那边,孙胜辉和刘秋云已经招呼了几个大男人,抬着孙胜利回屋。
剩下的一些村民还不愿离去,指着那间被八掉了大半的宅子议论起来。当然,议论得最多的是李玉篆。
“这是咋回来,这丫头可古怪了。”
“鬼丫头就是鬼丫头,所以才不怕鬼的。”那个碎嘴的婆子又说。
“赵翠花,你什么意思?”邓虹气得浑身抖。
“赵伯娘,你这话就不对了。”杨芝走上前,“依你们这话,这沾灵邪事的都是的鬼丫头,都是不详的?那人家那些先生啊神婆啊,都是不详之人吗?”
“那怎么一样,人家都会治鬼的。”赵翠花脸色有点不好。
“小篆今天没治鬼?”杨芝说着又望向那些村民:“大家就积点嘴德吧。小篆才不是鬼丫头,依我看,她是眼睛特干净,看到常人看不到的东西。也不是招灾,人家开口是为了提醒。就好像小时候葛二婆去了,她说葛二婆坐起来,是想告诉咱们葛二婆不愿去,要是咱们那时就请了先生来看,就不会出事了。后来这间宅子也是,这建宅的是六叔自己,选房梁,买房梁也是六叔自己,不关小篆事。后来小篆说这房梁上挂着个女人,明显是六叔买了根吊死过人的房梁而不自知。这是提醒,要是当年六叔重视起来,请先生,就不会出事。还有前两天的浩子……唉,也是不听劝。这次胜利听劝了,不就好了?”
杨芝一翻话,让周围的村民都静了下来。
杨芝又说:“黄先生说,小篆天份高,将来可是要当先生的。依我看,咱村要出个厉害先生,咱们以后遇事儿,可不用到别村请人罗。”
杨芝一翻话,说得周围的人暗暗点头。
有个老头说:“我早就说这丫头不是鬼丫头来着,人家这叫灵觉高而已。”
周围的人也赞同,其实他们大多跟老头的想法是一样的。但还是不太愿意让孩子跟李玉篆走得近,因为她敏锐,更容易沾上邪事儿,她又没本事儿,就怕自己身上的摆平不了反而沾到别人身上。

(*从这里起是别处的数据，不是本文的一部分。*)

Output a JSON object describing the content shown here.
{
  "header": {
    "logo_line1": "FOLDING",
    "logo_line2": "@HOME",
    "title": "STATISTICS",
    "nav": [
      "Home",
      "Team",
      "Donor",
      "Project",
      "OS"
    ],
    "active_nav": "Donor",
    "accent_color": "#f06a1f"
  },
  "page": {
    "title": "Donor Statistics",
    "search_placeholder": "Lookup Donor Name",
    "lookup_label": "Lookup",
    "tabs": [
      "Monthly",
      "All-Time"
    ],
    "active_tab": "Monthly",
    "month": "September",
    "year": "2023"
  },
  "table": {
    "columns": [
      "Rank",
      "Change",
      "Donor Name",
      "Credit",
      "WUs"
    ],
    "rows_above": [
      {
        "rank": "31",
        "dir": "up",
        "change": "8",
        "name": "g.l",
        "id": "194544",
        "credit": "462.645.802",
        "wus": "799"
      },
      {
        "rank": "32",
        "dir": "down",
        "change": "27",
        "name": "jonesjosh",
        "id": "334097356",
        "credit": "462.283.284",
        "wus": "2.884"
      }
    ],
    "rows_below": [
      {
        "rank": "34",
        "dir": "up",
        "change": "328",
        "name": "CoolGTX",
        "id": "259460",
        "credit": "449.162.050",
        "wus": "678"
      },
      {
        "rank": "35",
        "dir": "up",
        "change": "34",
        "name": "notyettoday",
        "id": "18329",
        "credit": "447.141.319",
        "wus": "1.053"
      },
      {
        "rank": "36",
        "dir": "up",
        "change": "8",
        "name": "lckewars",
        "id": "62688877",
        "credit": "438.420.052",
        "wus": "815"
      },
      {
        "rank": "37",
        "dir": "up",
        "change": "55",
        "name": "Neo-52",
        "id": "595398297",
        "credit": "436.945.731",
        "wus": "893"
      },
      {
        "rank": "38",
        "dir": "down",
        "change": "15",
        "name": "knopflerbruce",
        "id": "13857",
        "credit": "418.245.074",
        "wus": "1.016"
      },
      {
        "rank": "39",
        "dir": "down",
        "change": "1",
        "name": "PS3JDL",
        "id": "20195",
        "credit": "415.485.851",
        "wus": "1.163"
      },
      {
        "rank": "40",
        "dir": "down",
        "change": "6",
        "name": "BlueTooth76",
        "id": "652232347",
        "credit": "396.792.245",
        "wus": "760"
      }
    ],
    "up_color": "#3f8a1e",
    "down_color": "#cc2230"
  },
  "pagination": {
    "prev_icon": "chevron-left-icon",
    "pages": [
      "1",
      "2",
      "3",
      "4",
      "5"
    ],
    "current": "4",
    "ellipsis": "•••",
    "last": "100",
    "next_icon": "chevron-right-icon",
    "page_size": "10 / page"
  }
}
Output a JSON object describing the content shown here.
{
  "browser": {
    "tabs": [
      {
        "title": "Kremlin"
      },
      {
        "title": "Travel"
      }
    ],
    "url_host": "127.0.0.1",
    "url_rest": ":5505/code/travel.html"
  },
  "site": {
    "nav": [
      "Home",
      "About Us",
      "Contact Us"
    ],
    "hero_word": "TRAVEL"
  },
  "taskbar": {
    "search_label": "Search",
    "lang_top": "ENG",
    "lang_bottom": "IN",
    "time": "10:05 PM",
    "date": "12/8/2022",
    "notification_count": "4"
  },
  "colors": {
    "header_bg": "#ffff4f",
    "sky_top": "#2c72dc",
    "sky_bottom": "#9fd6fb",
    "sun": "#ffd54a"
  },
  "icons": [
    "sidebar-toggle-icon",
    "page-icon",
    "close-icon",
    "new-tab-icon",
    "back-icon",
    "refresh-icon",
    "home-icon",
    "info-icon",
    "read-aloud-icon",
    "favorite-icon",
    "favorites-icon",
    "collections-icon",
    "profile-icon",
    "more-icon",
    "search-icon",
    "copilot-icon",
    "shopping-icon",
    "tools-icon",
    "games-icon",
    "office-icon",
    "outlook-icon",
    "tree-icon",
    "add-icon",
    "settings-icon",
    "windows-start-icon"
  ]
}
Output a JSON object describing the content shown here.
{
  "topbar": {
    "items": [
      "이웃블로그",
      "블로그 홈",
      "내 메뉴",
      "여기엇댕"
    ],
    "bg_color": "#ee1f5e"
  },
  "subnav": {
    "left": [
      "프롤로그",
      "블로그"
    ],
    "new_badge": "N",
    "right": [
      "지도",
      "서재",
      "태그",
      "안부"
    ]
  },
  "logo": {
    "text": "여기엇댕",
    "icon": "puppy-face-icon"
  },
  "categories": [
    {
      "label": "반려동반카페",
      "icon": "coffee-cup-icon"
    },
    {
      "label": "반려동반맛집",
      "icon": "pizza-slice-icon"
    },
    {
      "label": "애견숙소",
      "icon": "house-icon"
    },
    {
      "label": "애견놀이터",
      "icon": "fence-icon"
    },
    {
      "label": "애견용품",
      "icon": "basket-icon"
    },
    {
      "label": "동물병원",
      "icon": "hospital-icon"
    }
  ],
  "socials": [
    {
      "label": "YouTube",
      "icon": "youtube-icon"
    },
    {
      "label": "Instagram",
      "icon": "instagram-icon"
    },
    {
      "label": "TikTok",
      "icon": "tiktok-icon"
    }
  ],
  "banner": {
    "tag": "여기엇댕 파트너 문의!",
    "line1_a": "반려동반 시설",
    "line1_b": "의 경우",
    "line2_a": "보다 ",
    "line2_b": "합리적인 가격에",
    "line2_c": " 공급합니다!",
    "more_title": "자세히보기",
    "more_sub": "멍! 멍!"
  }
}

但经过这事,觉得李玉篆还是有几分本事的,或许他们村真的要出个先生了。
“大家回去,也管管自家孩子的嘴吧。”杨芝说。
鬼丫头鬼丫头的,也就是那些孩子这样叫,大人一般不会这样叫的。
众人听着,笑了笑就走了,也愿意回家管孩子的嘴了。
“胜辉家的,真是谢谢你。”邓虹很是感激。
“是我们谢你才对。”杨芝笑着说。又望向李玉篆,“说不定真能当个厉害先生。邓婶,你不知道,就黄先生这样的,请他还花了一千块钱呢,一个月下来,说不定就能赚万把块钱。小篆将来要能跟黄先生一样,一辈子也不用愁了。”
邓虹苦笑:“她才多大。”
“我先去看胜利了。”杨芝说。
邓虹拉着李玉篆回家,心里一时忧一时欢喜。
忧的是李玉篆这么一个女娃,当什么先生?喜的是,村里的人总算愿意管一管自家孩子了。
总是鬼丫头的叫,也不是事儿。
晚些儿,孙胜利被拉去了医院,据说是高烧了。
本来死了儿子,他就大受打击,又被吊死鬼趁虚而入,上身折腾了几天,运势安突下,阳火骤降,阴气入体,不病一场才怪。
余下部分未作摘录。